Il viaggio e la comfort zone
L’abitudine ci porta a cadere nelle stesse scelte, ad usare solo quella quantità di risorse e di energie che ci permettono di arrivare a fine giornata.
Viviamo nella nostra comfort zone, fatta di routine e normalità. E cosa c’è di male?
Nulla, finché non ci accorgiamo che non stiamo più crescendo e che abbiamo smesso di sognare di andare oltre ai nostri confini.
È per questo che amo viaggiare: per ricordare a me stessa che sono molto di più e che so fare molto di più rispetto a ciò a cui sono abituata.
Si pensa ingenuamente che viaggiare ci faccia “uscire” dalla nostra comfort zone, ma in realtà ci aiuta ad allargare quei confini mentali che non permettono di realizzarci.
Viaggiare ci svela che possiamo sentirci a nostro agio anche in situazioni diverse da quelle proposte nella nostra normalità.
Immagina la tua comfort zone come quello spazio mentale in cui ti senti a tuo agio con il mondo esterno. Tutto ti è familiare, quindi proverai bassi livelli di ansia e di stress perché sai come comportarti, sai come funziona intorno a te.

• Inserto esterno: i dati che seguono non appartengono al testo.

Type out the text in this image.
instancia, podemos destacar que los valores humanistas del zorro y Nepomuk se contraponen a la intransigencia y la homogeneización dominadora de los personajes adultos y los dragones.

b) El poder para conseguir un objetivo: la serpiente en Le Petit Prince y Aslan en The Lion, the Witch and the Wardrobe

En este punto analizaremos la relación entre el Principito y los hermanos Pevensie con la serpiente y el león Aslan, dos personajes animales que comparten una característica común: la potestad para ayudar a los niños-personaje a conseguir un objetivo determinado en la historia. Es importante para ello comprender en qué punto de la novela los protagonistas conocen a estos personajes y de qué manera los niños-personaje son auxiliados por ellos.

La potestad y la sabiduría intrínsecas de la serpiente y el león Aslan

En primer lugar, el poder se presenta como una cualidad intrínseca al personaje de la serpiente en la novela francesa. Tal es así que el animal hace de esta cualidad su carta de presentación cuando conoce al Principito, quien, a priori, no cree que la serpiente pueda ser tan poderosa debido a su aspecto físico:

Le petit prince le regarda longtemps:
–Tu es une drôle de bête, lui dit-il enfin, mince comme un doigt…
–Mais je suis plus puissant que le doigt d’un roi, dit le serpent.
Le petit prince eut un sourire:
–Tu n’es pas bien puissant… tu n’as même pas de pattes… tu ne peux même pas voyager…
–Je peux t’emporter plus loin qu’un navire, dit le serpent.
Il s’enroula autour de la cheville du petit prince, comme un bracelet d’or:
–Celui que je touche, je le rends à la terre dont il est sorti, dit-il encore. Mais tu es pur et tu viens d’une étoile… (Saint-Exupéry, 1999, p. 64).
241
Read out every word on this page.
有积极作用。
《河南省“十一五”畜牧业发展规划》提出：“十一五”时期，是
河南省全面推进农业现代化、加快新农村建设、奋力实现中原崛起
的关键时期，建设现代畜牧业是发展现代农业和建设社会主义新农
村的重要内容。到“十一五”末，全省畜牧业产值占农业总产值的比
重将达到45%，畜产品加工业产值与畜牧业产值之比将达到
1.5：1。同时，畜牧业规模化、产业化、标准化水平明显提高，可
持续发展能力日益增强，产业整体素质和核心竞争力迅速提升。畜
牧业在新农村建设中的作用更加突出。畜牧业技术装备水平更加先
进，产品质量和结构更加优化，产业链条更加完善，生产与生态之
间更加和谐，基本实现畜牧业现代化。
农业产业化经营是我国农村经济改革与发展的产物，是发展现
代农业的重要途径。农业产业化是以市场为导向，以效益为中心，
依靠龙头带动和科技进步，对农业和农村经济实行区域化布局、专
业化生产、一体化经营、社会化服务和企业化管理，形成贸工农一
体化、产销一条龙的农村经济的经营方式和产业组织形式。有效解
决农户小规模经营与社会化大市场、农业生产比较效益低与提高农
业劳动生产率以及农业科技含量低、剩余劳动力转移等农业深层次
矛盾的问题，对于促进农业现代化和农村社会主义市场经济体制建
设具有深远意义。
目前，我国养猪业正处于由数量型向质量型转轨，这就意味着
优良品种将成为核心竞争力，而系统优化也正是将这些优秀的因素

Perché quindi dovresti uscire dalla tua comfort zone? Non sarebbe quasi masochistico?
L’esigenza di svincolarci dalla comfort zone arriva quando ci rendiamo conto di essere statici, di esserci adagiati in uno spazio mentale di sicurezza che fatica a soddisfarci.Ci accorgiamo che le situazioni sono ripetitive e scontate, tutto diventa prevedibile e sotto controllo, proviamo sempre le stesse emozioni e i nostri sogni non ci fanno più eccitare.
È per questo che nasce quella spinta dentro di noi, quel desiderio vitale di esplorare i confini della nostra zona di comfort, di allargarli andando un po’ oltre. Subentra quell’urgenza di muoverci, quella sensazione di dinamismo, di crescita, di apprendimento, di cambiare qualcosa.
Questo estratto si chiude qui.